NUMBER OF REPLICATIONS: 3 per concentration

DETERMINATION OF CYTOTOXICITY
- Method: relative total growth/colony formation


Evaluation criteria:
Considered as mutagenic
- if a clear and dose-related increase in the number of revertants occurs in at least one tester with or without metabolic activation
and/or
- if a biologically relevant positive response for at least one of the dose groups occurs in at least one tester with or without metabolic activation.

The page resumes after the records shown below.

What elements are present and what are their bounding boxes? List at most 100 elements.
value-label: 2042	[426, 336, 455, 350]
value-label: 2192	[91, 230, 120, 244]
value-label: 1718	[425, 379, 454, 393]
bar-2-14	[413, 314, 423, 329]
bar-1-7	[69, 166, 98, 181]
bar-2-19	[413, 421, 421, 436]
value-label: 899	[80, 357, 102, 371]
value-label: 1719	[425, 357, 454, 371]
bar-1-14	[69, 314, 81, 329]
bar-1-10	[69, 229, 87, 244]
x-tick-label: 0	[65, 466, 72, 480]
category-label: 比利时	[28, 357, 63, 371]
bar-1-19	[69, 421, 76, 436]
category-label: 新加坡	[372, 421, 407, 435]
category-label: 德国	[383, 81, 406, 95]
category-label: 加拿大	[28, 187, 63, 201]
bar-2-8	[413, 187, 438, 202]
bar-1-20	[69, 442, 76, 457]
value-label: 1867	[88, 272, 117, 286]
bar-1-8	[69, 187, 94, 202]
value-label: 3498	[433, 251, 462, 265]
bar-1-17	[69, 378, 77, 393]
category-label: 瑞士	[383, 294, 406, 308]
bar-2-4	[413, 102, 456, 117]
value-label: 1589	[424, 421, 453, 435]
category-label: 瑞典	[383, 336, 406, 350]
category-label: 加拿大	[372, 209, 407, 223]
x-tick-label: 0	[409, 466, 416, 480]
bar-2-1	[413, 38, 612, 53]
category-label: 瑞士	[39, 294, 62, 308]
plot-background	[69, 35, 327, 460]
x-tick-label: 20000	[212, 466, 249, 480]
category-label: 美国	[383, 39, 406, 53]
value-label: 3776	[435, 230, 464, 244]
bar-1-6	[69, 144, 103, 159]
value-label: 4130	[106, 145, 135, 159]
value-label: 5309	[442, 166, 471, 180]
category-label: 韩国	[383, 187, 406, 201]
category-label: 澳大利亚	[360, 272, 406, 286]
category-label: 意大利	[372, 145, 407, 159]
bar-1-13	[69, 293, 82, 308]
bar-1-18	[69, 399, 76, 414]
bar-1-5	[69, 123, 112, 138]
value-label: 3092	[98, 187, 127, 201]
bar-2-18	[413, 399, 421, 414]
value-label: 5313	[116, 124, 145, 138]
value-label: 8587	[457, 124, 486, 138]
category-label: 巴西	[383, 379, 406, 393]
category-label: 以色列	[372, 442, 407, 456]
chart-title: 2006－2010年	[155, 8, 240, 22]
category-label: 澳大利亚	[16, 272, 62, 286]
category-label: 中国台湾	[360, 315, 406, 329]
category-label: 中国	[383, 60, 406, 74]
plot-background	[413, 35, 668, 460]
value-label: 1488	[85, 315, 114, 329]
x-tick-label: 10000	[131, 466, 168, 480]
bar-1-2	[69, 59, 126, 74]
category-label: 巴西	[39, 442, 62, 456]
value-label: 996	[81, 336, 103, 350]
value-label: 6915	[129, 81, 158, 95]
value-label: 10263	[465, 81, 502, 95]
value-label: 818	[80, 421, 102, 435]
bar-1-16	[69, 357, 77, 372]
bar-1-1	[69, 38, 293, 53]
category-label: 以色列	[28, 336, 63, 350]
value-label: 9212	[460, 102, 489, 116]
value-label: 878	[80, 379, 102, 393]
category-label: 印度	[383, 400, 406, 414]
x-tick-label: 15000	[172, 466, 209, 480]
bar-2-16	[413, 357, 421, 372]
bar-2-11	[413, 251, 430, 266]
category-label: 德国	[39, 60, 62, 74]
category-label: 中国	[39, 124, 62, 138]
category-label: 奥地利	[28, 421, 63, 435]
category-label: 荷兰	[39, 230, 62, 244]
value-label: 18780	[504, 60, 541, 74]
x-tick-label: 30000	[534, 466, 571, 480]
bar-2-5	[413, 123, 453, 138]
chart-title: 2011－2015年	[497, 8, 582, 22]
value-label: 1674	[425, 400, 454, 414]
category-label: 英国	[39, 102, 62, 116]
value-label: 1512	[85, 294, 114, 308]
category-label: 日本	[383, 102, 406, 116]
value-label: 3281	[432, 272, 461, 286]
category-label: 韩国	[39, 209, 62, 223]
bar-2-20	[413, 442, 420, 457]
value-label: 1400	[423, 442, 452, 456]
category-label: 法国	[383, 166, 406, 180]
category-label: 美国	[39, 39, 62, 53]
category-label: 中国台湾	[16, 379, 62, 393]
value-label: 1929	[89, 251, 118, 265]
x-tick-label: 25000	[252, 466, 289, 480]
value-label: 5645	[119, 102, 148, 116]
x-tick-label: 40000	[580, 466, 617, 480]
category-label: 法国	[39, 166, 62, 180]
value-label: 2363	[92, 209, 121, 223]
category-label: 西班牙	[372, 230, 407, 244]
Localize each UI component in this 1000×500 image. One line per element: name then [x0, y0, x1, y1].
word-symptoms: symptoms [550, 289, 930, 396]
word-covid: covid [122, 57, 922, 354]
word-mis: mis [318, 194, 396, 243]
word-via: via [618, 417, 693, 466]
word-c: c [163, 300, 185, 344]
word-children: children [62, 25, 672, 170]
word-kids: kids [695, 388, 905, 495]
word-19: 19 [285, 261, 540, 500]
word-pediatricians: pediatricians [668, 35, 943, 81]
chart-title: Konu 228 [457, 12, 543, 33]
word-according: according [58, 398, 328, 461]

An increase is considered relevant
- if in TA 100 and TA 102 mutation rate is at least twice as high as the rate of the solvent control;
- if in TA 98, TA 1535, and TA 1537 the mutation rate is at least 3x higher than that of the solvent control.


Statistics:
According to the OECD guidelines, the biological relevance is the criterion for the interpretation of the results: a statistical evaluation was not considered necessary under this premise (report p. 21).

Results and discussion

Test resultsopen allclose all
Species / strain:
other: S. typhimurium TA 1535, TA 1537, TA 98 and TA 102
Metabolic activation:
with and without
Genotoxicity:
negative
Remarks:
reproducible in both tests
Cytotoxicity / choice of top concentrations:
cytotoxicity
Remarks:
>= 250 µg/pl., depending on strain and presence of S9
Vehicle controls validity:
valid
Untreated negative controls validity:
valid
Positive controls validity:
valid
Species / strain:
S. typhimurium TA 100
Metabolic activation:
with
Genotoxicity:
ambiguous
Remarks:
reproducible in both tests at >= 2000 µg/pl.
Cytotoxicity / choice of top concentrations:
cytotoxicity
Remarks:
reproducible in both tests at >= 1000 µg/pl.
Vehicle controls validity:
valid
Untreated negative controls validity:
valid
Positive controls validity:
valid

Any other information on results incl. tables

Summary:

No biologically relevant increases in revertant colony numbers were observed in the four tester strains, TA 1535, TA 1537, TA 98 and TA 102, following treatment with Novares LA 300, either in the presence or in the absence of metabolic activation.

An unremarkable dose-related increase in the mutation rate was found in tester strain TA 100 under metabolic activation: a maximum mutation factor of 2.8 was reached at a dose of 4000 µg/plate. The mutagenic doses were cytotoxic as well.

All reference mutagens induced distinct increases of revertant colonies indicating the validity of the experiment.

Applicant's summary and conclusion

Conclusions:
In one (TA 100) out of five tester strains (other strains TA 1535, TA 1537, TA 98, TA 102), a weak mutagenic dose-related response was observed with metabolic activation. The maximum mutation factor reached was 2.8 at the test substance concentration of 4000 µg/plate. The mutagenic doses were cytotoxic as well.
Overall, the results is considered to be "ambiguous".